Avoid answer choices that look suspicious. For example, on Sentence Correction questions, beware of any answer choices that look completely different from all of the other choices. In the Quantitative section, you can usually eliminate any answers that are negative when all the other answers are positive.

Once you have narrowed down the list of answer choices, pick one of the remainders. It is a myth that some answer choices, like A or C, are more often correct than other choices.

Draw a Grid

If crossing off answer choices on paper tests helps to clarify your thinking (using the P.O.E), you might want to consider making a grid on your scratch paper. By drawing a simple grid and labeling the rows A through E, you can keep track of which answers you have eliminated by putting an X in that box.

Learn from Your Mistakes

Video Courtesy of Kaplan GMAT prep.

The Importance of Dry Erase Scrap Paper

You’ll need to use your dry erase scratch paper because you are taking a test off of a computer screen, and you can’t write on the screen. The result is that you’ll sometimes have to carefully copy much of the question down onto paper without miscopying the information. This is awkward and difficult. It takes valuable time to recopy information and it increases the chance of a hurried error, so you have to be careful about what you copy and what you don’t copy.

GMAT Experiments on CATs

About 1/3 of the questions on the CAT are experimental and will be randomly mixed in with your normal questions. In these questions, you are being used as a guinea pig for experimentation to assess the difficulty of the question. In the future, that question may be positioned at a difficulty level depending on how students performed on it when it was an experimental question.

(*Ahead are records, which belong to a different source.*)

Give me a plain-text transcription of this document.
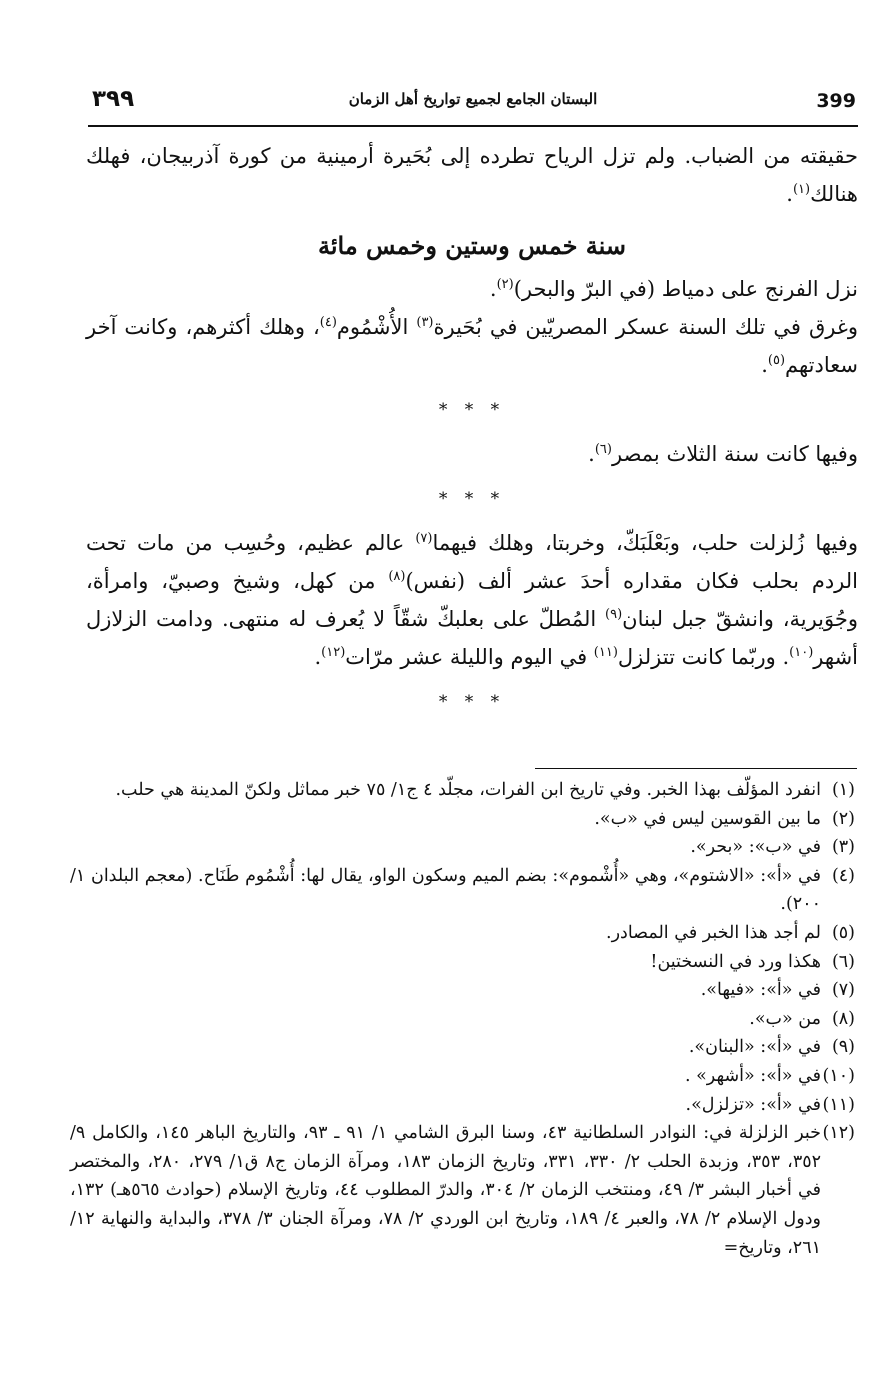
399
البستان الجامع لجميع تواريخ أهل الزمان
٣٩٩

حقيقته من الضباب. ولم تزل الرياح تطرده إلى بُحَيرة أرمينية من كورة آذربيجان، فهلك هنالك$^{(١)}$.

سنة خمس وستين وخمس مائة

نزل الفرنج على دمياط (في البرّ والبحر)$^{(٢)}$.

وغرق في تلك السنة عسكر المصريّين في بُحَيرة$^{(٣)}$ الأُشْمُوم$^{(٤)}$، وهلك أكثرهم، وكانت آخر سعادتهم$^{(٥)}$.

* * *

وفيها كانت سنة الثلاث بمصر$^{(٦)}$.

* * *

وفيها زُلزلت حلب، وبَعْلَبَكّ، وخربتا، وهلك فيهما$^{(٧)}$ عالم عظيم، وحُسِب من مات تحت الردم بحلب فكان مقداره أحدَ عشر ألف (نفس)$^{(٨)}$ من كهل، وشيخ وصبيّ، وامرأة، وجُوَيرية، وانشقّ جبل لبنان$^{(٩)}$ المُطلّ على بعلبكّ شقّاً لا يُعرف له منتهى. ودامت الزلازل أشهر$^{(١٠)}$. وربّما كانت تتزلزل$^{(١١)}$ في اليوم والليلة عشر مرّات$^{(١٢)}$.

* * *

(١)انفرد المؤلّف بهذا الخبر. وفي تاريخ ابن الفرات، مجلّد ٤ ج١/ ٧٥ خبر مماثل ولكنّ المدينة هي حلب.

(٢)ما بين القوسين ليس في «ب».

(٣)في «ب»: «بحر».

(٤)في «أ»: «الاشتوم»، وهي «أُشْموم»: بضم الميم وسكون الواو، يقال لها: أُشْمُوم طَنَاح. (معجم البلدان ١/ ٢٠٠).

(٥)لم أجد هذا الخبر في المصادر.

(٦)هكذا ورد في النسختين!

(٧)في «أ»: «فيها».

(٨)من «ب».

(٩)في «أ»: «البنان».

(١٠)في «أ»: «أشهر» .

(١١)في «أ»: «تزلزل».

(١٢)خبر الزلزلة في: النوادر السلطانية ٤٣، وسنا البرق الشامي ١/ ٩١ ـ ٩٣، والتاريخ الباهر ١٤٥، والكامل ٩/ ٣٥٢، ٣٥٣، وزبدة الحلب ٢/ ٣٣٠، ٣٣١، وتاريخ الزمان ١٨٣، ومرآة الزمان ج٨ ق١/ ٢٧٩، ٢٨٠، والمختصر في أخبار البشر ٣/ ٤٩، ومنتخب الزمان ٢/ ٣٠٤، والدرّ المطلوب ٤٤، وتاريخ الإسلام (حوادث ٥٦٥هـ) ١٣٢، ودول الإسلام ٢/ ٧٨، والعبر ٤/ ١٨٩، وتاريخ ابن الوردي ٢/ ٧٨، ومرآة الجنان ٣/ ٣٧٨، والبداية والنهاية ١٢/ ٢٦١، وتاريخ=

Some students waste time worrying about how they are doing based on the difficulty of the question they encounter. The problem is that experimentals aren’t tightly tied to your skill level. In other words, if you are a high scorer you can’t expect all the questions past question five to be difficult (at your level). Try to avoid obsessing over how hard your questions are as a precise measure of your performance. Double checking yourself can come in handy if the question seems too easy and you are an upper level student who shouldn’t be encountering questions that seem too easy and therefore could be trick questions.

Beware of “Evil” Questions

At 800score we define an “Evil” question as one that is so tricky and devious that you would be better off randomly guessing than even attempting to answer it. Guessing randomly should produce about 1 in 5 students getting the question right, yet these questions have 1 in 20 students guessing them right. This means that the test is tricking a huge number of students into picking trap answer choices. You should be aware that the GMAT is constantly trying to trick and goad you into picking trap answers. If a question seems “super easy”, particularly for your skill level, it probably isn’t. You may have just been fooled.

Don’t Panic

If you have a bad day, you have the option of canceling the test once you finish it. Neither you nor any school will see your score if you choose to cancel the test. If you accept the test, the computer will display your score and it will be available to all schools (official scores will be mailed about two weeks later). Relax and make sure to schedule the test far in advance of when it is due so that you have adequate time to cancel and reschedule the test if necessary.